Maria Antonietta Rauti
L’attesa in un posto comune, usuale, diventa unica per Chi ne è protagonista l’Amore… Quello che ti percorre la schiena di un brivido che solo Lui, l’Amore, oltre al gelido inverno può farti provare…
Amore capace di far sorgere il Sole… Qui straordinario uso della sequenza di parole “in vece tua”… Amore che nasce, accompagna e congeda con l’ultimo saluto l’uomo Caproni che ha offerto anche a questi versi la sua Eternità.
Antonella Bottari
Nella poesia di oggi, mentre il poeta è immerso nei profumi mattutini di un bar dai vetri appannati, l’alba livida incombe; Il bar, il tram suggeriscono che ci troviamo in una dimensione urbana, in luoghi di sosta, di passaggio, luoghi che sembrano far eco alla condizione esistenziale del poeta: chiuso nella sua solitudine, con un bicchiere di cui si sente lo stridente tremitìo tra i denti. Il bicchiere diviene allegoria di uno stato emozionale, un parlare in altro modo, dunque. Il bicchiere ora si fa oggetto parlante, il suo essere cosa non gli impedisce di comunicare, anzi: la comunicazione diviene tanto più efficace quanto più la sua presenza si fa suono (tremitìo) che concorre a creare un’ atmosfera.
Il vissuto della poesia coincide con il vissuto autobiografico di Caproni: un uomo solo che attende la propria donna in una stazione desolata ai primi chiarori dell’alba, ma allo stesso tempo un poeta, capace di creare spazi atmosferici attraverso l’ausilio di un repertorio di immagini connotato emotivamente.
La sua esperienza individuale diventa certamente universale, ma egli non si erge a moralista, né a modello di comportamento, né a filosofo.
Caproni nei suoi versi tratta un tema universale, con delicatezza e attenzione mostrandosi curioso dell’esistenza, benché s’accorga che il senso del vivere sfugga inevitabilmente: “Di questo, sono certo: io/son giunto alla disperazione/ calma, senza sgomento./ Scendo. Buon proseguimento” (Congedo del viaggiatore cerimonioso).
framo
Una riflessione. Mentre nell’Alba di ‘Come un’allegoria’ il sole assente è salutato da Caproni come sale del mondo, qui fa la sua comparsa al posto dell’oggetto d’amore e sembra porsi a presagio di uno sconsolato pensiero di morte.
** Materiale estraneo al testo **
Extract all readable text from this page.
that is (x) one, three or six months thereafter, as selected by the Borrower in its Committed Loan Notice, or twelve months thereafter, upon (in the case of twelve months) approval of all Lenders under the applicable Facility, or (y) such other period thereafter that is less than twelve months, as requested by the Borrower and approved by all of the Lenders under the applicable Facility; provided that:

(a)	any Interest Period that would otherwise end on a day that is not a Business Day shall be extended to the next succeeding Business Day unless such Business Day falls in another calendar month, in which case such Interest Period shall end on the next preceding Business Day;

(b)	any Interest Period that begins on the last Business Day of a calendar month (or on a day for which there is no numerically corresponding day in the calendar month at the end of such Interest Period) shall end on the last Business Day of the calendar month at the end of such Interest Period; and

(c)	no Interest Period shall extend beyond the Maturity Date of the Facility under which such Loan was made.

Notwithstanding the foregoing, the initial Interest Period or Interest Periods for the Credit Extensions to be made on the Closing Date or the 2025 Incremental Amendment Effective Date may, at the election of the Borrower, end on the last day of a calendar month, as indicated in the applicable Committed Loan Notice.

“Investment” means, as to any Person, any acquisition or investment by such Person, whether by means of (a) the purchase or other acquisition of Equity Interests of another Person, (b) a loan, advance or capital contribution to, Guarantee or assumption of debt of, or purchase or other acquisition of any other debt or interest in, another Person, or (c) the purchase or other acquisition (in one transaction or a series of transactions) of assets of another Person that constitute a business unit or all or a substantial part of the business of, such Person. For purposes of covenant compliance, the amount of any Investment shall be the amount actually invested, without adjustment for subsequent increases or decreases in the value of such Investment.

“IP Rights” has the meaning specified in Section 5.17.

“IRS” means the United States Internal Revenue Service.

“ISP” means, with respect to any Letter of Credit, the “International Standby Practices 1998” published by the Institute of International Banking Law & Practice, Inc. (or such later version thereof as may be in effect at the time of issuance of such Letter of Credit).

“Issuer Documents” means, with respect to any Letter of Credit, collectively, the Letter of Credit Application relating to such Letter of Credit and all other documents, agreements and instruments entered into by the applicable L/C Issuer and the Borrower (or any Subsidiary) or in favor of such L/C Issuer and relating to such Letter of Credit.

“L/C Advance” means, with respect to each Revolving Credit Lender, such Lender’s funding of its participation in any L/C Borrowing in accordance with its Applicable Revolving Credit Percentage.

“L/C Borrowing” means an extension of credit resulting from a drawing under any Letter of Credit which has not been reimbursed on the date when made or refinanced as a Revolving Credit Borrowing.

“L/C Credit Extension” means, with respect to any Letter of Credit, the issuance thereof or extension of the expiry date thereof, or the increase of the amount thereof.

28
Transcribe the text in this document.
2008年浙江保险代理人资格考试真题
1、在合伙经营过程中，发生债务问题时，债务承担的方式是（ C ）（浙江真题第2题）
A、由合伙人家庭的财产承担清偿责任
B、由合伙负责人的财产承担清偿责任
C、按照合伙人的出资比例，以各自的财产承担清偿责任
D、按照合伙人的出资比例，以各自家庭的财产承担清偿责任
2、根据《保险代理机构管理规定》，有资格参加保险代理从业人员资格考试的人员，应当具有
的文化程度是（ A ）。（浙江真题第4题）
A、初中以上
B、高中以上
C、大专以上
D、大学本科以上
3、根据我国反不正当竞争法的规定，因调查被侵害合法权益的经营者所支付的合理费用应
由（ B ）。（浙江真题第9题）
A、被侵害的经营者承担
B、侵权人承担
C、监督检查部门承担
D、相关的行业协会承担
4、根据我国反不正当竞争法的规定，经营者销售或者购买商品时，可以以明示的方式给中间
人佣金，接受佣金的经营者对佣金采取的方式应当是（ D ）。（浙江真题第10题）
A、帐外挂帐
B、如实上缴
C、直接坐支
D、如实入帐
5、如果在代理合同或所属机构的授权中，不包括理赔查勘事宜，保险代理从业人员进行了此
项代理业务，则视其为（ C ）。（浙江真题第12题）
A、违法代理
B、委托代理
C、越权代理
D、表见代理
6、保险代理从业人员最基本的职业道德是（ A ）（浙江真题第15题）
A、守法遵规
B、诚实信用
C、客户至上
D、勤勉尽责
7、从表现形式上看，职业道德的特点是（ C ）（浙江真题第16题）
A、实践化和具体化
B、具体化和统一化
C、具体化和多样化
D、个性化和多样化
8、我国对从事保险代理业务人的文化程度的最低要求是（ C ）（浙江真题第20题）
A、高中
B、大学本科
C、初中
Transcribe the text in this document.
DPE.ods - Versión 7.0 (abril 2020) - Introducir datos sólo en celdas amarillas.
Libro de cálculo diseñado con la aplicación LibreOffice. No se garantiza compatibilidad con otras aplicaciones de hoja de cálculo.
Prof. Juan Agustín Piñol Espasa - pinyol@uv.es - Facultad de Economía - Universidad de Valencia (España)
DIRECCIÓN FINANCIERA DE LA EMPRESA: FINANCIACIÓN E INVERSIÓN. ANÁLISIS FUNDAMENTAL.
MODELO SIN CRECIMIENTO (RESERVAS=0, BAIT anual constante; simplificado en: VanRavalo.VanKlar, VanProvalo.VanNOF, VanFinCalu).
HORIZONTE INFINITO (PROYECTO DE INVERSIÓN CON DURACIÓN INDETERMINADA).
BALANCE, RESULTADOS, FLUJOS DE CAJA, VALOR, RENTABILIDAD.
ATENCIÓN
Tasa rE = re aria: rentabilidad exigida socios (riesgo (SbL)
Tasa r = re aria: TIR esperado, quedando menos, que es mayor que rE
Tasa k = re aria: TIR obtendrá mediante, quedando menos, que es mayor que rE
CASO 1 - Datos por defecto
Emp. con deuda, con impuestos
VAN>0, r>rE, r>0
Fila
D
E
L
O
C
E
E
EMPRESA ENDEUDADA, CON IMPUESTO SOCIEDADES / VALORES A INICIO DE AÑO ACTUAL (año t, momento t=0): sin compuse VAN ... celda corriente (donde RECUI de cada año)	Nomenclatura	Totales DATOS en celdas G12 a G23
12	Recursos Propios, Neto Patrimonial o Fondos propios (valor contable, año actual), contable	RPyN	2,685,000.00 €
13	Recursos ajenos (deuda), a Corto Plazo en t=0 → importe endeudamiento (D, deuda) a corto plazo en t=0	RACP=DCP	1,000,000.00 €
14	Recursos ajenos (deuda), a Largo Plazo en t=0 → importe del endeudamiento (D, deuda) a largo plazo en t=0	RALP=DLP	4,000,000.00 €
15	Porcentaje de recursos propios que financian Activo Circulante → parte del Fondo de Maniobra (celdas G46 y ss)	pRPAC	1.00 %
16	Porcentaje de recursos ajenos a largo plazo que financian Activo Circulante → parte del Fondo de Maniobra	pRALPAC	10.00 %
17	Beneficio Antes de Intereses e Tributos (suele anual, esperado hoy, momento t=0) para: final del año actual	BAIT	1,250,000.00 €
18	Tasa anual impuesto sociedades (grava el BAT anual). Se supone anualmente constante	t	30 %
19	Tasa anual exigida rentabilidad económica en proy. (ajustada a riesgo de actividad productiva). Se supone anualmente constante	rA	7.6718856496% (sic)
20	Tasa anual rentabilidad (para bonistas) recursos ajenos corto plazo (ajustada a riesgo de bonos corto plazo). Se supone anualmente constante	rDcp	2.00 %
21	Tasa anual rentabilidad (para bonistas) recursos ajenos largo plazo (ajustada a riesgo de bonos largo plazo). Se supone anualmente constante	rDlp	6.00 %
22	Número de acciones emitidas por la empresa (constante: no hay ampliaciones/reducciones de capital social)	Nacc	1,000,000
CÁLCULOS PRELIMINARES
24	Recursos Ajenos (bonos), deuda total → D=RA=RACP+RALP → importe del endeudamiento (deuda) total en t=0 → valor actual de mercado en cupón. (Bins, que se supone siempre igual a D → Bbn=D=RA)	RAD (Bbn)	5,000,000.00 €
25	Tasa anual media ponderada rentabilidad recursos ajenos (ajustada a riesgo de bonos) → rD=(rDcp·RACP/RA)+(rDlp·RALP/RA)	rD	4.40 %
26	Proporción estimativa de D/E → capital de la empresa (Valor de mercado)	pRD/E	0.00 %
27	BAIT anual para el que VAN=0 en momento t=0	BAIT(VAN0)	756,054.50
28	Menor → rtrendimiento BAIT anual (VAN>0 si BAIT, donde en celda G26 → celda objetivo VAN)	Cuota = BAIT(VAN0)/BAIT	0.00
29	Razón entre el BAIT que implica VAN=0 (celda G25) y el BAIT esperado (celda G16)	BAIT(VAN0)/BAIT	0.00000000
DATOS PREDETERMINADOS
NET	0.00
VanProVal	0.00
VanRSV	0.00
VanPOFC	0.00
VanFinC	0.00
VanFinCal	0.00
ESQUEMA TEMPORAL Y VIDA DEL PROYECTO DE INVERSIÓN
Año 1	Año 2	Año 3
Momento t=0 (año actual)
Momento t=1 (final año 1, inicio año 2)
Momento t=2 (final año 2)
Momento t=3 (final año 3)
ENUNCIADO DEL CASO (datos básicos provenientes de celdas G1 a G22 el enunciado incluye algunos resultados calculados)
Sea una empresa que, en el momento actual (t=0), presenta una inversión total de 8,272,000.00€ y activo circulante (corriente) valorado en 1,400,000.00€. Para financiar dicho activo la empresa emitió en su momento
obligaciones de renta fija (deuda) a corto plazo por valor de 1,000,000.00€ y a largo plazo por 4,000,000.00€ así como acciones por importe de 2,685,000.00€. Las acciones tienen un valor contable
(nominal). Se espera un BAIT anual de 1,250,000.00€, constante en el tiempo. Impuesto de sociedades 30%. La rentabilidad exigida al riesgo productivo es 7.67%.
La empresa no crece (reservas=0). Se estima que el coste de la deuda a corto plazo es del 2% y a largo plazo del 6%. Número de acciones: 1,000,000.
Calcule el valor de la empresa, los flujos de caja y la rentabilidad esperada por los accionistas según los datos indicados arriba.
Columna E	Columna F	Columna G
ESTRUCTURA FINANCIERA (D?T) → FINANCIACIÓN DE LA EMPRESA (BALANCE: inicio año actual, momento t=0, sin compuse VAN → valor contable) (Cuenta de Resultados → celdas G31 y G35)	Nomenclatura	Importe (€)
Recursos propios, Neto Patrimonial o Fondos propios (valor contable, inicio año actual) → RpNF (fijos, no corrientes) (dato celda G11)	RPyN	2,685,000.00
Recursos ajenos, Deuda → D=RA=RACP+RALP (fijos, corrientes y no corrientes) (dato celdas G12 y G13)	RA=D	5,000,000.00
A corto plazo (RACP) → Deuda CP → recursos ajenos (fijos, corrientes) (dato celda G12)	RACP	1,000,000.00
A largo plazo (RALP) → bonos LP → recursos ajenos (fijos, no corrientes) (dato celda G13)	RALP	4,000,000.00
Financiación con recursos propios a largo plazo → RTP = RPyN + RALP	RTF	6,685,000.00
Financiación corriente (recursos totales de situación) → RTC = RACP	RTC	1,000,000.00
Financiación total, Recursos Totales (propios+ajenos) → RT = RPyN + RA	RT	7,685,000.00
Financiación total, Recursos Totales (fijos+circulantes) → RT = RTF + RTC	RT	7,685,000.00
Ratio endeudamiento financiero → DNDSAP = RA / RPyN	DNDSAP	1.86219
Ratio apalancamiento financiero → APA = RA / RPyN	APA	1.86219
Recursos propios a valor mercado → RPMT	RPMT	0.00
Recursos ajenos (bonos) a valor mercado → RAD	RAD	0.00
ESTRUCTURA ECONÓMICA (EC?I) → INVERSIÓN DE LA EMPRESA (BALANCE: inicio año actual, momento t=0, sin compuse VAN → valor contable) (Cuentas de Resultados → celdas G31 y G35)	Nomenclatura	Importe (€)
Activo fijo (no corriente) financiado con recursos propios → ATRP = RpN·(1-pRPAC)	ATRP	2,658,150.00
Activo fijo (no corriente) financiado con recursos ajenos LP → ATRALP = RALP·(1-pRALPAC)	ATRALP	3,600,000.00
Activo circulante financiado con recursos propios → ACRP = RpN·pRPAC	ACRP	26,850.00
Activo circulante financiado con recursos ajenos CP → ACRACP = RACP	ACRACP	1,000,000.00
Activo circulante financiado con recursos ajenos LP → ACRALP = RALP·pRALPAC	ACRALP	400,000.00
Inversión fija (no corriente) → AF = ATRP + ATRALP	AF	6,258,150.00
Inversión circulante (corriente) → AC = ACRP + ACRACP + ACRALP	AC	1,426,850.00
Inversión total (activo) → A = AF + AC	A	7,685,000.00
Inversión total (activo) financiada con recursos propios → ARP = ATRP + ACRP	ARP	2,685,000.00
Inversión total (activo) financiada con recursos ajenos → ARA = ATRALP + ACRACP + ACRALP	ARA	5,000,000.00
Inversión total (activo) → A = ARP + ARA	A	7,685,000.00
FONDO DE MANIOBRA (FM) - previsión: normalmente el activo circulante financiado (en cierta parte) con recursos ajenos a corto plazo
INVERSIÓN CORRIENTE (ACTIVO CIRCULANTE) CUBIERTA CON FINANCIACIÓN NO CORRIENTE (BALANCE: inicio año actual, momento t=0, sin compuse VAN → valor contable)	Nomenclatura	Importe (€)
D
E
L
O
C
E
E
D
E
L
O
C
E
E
Nel poeta, come nell’uomo comune, ogni esperienza, anche la più luminosa, non può che filtrare attraverso la nebbia lucida del delirio da ambivalenza.
Sono i temi dell’ aldilà, della morte, dell’attesa, dell’amore, interrogativi nudi, senza retorica o sentimentalismi, eppure emotivamente pregnanti, come si evince dall’ultimo verso, esplicito, del grande Caproni.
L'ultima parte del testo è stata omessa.